An Android app  for the blind called Georgie that uses gesture, voice recognition and haptics has already been developed by a UK couple, but consists of one £149 app and a series of add-ons to get the functions a user is after. Qualcomm, in collaboration with Project Ray  (which designs accessibility tools for around 285 million blind and visually impaired people), is looking to develop one "off-the-shelf" Snapdragon-powered Android device which has all these functions embedded and ready to go.
Chief executive of Project Ray, Boaz Zilberman said the user interface presents a "new language for human-device interaction that is built ground-up for eye-free operation".
Users can, he explained, start any process by touching any spot on the screen. Finger gestures then allow them to navigate to their desired function, while haptic vibrations and voice alerts let them know if they are on the right track and give choices. The device is built to learn the habits and preferences of the user over time to make the user experience more fluid, fast and natural.
It offers all the usual services you'd find on a smartphone -- phone calls, texts, social networking and navigation -- but Qualcomm and Project Ray are also working with Israel's Central Library for the Blind, Visually Impaired and Handicapped to include access to an impressive catalogue of audio books.

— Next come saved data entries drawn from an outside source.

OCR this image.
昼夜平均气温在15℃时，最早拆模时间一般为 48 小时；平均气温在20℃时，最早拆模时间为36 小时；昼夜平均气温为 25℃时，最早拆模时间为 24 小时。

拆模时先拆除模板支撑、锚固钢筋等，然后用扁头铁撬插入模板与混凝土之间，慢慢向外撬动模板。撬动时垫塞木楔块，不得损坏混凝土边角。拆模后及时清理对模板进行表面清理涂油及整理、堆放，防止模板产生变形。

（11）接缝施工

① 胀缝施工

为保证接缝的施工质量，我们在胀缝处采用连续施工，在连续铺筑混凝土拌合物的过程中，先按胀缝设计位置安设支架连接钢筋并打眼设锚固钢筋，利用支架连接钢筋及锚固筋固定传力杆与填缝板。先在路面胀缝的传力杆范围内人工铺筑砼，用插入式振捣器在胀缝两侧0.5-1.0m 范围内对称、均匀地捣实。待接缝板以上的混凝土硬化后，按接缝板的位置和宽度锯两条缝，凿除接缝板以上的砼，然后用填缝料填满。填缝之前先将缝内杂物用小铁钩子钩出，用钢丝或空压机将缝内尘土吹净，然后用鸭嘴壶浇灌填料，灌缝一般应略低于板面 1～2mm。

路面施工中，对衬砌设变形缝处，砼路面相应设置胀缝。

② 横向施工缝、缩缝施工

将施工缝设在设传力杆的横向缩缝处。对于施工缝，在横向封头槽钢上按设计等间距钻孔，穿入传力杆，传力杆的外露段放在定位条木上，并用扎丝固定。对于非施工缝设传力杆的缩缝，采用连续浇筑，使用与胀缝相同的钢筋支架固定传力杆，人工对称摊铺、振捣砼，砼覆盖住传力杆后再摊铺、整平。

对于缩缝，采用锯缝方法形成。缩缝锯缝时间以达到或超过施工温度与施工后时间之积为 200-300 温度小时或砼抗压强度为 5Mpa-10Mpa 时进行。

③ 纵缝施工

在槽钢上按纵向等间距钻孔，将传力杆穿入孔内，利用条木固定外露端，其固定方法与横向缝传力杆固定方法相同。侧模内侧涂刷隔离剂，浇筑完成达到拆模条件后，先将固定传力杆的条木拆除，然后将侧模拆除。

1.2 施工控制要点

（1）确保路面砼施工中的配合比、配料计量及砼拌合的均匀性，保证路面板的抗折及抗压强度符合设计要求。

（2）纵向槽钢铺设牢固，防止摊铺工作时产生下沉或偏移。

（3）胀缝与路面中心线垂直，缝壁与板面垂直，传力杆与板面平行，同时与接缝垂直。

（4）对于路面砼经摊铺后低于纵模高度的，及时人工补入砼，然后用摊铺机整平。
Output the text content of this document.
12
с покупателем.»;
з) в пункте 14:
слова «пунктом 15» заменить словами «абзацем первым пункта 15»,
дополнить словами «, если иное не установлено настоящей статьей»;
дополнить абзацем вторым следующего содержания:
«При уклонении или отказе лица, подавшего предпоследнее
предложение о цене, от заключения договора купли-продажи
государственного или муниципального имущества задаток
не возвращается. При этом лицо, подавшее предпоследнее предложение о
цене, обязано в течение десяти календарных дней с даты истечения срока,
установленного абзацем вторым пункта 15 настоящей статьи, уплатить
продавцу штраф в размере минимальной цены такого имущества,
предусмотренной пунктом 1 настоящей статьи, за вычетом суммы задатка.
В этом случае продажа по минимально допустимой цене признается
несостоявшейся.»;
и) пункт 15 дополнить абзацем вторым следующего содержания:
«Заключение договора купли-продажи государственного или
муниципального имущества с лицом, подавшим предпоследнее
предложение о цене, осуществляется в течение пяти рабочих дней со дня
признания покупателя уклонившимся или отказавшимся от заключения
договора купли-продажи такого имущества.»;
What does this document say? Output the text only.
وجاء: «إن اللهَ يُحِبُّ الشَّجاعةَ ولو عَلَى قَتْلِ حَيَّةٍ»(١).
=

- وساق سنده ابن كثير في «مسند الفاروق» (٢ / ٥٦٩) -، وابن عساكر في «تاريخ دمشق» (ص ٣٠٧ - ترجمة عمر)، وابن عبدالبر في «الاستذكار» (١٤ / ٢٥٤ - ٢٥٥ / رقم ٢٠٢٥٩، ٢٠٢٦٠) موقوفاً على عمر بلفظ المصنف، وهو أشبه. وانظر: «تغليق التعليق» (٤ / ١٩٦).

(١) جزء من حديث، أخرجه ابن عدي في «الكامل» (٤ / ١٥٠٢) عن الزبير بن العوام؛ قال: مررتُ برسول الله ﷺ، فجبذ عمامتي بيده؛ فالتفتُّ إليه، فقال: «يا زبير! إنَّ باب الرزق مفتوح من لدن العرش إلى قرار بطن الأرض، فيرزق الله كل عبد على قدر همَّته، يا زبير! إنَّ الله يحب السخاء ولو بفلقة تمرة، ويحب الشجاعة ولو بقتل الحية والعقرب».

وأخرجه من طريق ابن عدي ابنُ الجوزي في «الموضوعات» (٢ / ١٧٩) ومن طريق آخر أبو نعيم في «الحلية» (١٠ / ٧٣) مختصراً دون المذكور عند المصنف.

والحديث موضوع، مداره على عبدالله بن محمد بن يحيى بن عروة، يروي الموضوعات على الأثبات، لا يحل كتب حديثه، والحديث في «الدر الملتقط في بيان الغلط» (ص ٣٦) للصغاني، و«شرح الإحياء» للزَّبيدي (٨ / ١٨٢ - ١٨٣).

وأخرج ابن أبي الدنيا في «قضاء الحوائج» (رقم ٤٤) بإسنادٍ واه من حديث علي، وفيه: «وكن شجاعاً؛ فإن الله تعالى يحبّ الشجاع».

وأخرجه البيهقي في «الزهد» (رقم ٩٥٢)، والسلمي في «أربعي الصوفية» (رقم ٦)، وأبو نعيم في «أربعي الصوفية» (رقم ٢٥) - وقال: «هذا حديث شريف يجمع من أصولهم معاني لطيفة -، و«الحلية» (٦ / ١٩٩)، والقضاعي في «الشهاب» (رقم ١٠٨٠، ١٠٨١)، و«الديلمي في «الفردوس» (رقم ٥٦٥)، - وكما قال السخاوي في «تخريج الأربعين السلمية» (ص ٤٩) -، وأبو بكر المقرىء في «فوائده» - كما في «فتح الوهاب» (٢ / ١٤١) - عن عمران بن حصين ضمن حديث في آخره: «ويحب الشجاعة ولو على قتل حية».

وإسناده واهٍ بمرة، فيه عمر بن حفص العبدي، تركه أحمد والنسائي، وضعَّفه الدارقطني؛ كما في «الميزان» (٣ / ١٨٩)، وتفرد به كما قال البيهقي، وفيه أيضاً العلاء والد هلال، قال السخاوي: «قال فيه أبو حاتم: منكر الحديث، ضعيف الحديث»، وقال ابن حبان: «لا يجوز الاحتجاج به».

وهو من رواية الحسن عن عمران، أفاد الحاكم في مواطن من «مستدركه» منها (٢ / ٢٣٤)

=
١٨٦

"Audio-books, magazines and periodicals are an important method for accessing information for blind and visually impaired people, but the current system requires renting items by mail, which is not timely," said the library's chief executive, Amos Beer. "Subscribers [the library currently has 10,000] can now use Ray devices to easily access and download audio assets from the library over an advanced mobile broadband network, rather than waiting to receive CD copies."
The smartphone is currently being trialled in Israel, with 100 people across the country using the device.